Hey all so after some searching I seem to only be able to find people who want to breed or how to get fish to breed etc... 
I'm actually wondering say if I get some platies or 3 or 4 cories is it best to somehow get all males so they don't breed or does that not work. Or if they do breed what in the heck do I do with them? Mostly though how do i not get them to breed if that isn't cruel to the fish.


----------



## japan4racing (Feb 18, 2009)

check the livebearers section...you might find some useful info there. i have platy's that im trying to breed right now. if you dont want them to breed and you ddont wanna stress the females...get all males. you need at least 3 females to every 1 male to keep them from chasing the female to death. so if you do this ratio you will end up with fry..the mother will eat most of them. the smart ones that hide well will survive. bottom line is if you dont want fry get all males.


----------



## WhiteGloveAquatics (Sep 3, 2009)

If I am not mistaken I do believe Platy's can change sexes


----------



## Sweet Tee (Nov 24, 2009)

Unfortunately I've run across this problem as well with platies...I would like them in my tank but am concerned about fry. Livebearers just seem to be easier to breed and be more successful in the fry growing to adulthood. At least that's how a beginner like myself sees it!
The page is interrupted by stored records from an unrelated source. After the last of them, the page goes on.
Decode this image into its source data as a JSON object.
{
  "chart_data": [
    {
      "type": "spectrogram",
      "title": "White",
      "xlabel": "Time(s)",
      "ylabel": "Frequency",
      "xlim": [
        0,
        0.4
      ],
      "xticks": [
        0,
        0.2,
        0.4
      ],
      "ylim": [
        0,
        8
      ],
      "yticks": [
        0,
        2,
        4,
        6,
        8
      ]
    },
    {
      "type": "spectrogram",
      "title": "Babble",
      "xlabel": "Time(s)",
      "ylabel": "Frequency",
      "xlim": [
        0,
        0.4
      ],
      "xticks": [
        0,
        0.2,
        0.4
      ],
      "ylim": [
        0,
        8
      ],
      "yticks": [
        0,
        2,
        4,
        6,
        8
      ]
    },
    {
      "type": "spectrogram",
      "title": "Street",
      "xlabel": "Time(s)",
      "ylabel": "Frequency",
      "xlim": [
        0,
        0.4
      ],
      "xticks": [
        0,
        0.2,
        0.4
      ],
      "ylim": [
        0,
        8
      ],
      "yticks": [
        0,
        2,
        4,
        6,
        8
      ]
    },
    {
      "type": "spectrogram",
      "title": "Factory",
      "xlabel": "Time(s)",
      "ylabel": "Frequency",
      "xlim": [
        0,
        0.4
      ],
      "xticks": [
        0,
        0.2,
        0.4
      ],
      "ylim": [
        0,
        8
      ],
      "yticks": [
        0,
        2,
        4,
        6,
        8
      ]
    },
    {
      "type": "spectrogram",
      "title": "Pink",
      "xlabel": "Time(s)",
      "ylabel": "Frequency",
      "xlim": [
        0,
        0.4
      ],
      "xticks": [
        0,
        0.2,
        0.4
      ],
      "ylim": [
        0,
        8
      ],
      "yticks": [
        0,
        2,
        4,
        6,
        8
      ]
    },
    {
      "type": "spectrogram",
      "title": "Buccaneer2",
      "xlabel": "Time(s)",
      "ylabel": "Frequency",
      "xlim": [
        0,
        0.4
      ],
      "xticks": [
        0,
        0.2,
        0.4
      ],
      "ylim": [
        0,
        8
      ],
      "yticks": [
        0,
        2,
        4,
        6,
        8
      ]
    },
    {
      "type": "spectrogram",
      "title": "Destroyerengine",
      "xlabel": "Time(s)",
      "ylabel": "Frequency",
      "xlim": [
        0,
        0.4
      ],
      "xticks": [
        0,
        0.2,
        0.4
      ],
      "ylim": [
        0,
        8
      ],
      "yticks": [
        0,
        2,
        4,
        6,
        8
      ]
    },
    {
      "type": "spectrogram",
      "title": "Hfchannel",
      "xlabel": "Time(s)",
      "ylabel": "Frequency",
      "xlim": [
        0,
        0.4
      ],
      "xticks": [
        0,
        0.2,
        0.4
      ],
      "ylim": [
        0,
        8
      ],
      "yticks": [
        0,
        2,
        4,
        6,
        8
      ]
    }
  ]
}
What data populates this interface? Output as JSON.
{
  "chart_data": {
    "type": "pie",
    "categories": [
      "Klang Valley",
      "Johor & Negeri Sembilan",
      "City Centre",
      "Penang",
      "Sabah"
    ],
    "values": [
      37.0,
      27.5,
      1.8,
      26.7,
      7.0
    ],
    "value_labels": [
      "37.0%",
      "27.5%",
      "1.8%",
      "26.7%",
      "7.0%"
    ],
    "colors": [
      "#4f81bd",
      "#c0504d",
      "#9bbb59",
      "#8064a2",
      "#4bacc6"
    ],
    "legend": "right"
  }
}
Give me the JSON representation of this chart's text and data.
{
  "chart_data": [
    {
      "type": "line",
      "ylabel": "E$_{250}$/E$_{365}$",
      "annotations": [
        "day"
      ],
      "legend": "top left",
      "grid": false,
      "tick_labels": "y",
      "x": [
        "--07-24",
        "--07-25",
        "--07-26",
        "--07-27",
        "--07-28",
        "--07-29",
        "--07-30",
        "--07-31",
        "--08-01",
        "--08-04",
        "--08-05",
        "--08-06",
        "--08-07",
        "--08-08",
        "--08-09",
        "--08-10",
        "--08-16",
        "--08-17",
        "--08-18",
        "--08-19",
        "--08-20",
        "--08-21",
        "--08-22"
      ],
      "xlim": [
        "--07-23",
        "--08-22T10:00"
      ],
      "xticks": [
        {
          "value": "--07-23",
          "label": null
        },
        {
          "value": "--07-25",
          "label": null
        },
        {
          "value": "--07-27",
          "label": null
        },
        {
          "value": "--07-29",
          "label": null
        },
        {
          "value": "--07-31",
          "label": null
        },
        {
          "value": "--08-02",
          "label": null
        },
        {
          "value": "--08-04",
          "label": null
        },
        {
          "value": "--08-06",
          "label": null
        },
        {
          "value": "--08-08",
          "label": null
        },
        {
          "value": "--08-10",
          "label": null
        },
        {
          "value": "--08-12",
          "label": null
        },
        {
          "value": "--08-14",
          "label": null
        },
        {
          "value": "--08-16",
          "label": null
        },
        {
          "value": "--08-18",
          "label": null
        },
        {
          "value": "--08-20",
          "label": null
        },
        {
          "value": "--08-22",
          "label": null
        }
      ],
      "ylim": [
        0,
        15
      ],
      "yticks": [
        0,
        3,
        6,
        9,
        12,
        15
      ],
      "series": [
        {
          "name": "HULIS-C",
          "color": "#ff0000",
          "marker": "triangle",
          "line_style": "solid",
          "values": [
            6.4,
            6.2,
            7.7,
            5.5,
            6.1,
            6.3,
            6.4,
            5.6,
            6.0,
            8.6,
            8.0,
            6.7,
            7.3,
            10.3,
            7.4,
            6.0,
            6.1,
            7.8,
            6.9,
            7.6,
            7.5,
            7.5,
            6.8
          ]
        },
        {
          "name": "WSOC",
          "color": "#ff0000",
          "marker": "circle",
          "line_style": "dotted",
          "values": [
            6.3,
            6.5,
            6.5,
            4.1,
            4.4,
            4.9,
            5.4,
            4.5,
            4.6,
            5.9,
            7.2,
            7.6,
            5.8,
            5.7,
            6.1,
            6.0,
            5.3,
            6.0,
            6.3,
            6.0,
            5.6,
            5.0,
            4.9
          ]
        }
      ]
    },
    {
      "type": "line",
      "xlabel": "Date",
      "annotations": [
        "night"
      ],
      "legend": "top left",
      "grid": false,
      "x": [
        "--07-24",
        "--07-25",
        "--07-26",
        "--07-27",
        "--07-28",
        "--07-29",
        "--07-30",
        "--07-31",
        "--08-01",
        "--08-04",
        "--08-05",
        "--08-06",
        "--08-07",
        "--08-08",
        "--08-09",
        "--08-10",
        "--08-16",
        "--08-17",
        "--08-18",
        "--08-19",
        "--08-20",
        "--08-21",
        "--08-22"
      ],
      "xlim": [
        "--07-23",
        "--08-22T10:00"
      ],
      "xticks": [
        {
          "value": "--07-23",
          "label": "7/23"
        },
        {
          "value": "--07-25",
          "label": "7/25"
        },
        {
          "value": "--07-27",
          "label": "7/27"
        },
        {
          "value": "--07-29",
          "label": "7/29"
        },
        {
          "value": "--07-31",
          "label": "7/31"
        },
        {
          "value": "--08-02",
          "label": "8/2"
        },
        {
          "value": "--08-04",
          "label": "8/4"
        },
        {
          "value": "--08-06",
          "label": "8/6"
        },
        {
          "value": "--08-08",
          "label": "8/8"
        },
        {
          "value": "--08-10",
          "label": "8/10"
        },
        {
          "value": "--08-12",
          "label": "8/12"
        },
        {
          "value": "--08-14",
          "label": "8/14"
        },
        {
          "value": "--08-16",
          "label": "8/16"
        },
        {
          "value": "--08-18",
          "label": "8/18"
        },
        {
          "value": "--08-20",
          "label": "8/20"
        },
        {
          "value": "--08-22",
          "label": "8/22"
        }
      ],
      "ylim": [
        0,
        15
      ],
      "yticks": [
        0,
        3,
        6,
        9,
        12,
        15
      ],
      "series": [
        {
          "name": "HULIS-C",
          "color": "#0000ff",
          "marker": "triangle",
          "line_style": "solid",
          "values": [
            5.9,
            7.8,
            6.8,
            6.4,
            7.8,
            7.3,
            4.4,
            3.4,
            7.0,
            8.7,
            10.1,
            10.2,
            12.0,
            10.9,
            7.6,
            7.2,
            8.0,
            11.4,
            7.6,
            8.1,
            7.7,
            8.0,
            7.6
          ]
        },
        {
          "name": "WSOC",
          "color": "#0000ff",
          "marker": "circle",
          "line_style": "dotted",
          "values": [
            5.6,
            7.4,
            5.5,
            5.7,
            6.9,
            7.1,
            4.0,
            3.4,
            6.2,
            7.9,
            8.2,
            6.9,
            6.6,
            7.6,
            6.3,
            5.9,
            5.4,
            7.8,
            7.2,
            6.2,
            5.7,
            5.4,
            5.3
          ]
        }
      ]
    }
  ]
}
I know it's part of nature and having an aquarium, but I've got alot on my plate already and don't want to have a harder time with the introduction of fry 

Bottom line for me, if I get a platy, it'll just be one, and hopefully remain a male *r2


----------



## WhiteGloveAquatics (Sep 3, 2009)

try convicts, those are the guppies of the cichlid world. tons of egg laying cichlids tend to their young more diligently then humans do.


----------



## japan4racing (Feb 18, 2009)

thats the first ive heard of a platy changing sex....the males are very different as they have the gonopodium...im not saying you are wrong but i just have not heard of it and i have been looking into platies on a daily basis for a while now.


----------



## Sweet Tee (Nov 24, 2009)

I remember reading about that somewhere too...I was shocked to hear such a thing! Too bad I don't remember what site I was on.


----------



## susankat (Nov 15, 2008)

There are several species of fish that will change sex, but I have never seen or heard of any livebearers doing that. In most cases its just a late blooming male. If you don't want fry the best thing to do is get all males. They will chase each other, and if the tank is big enough there will be little to no stress.


----------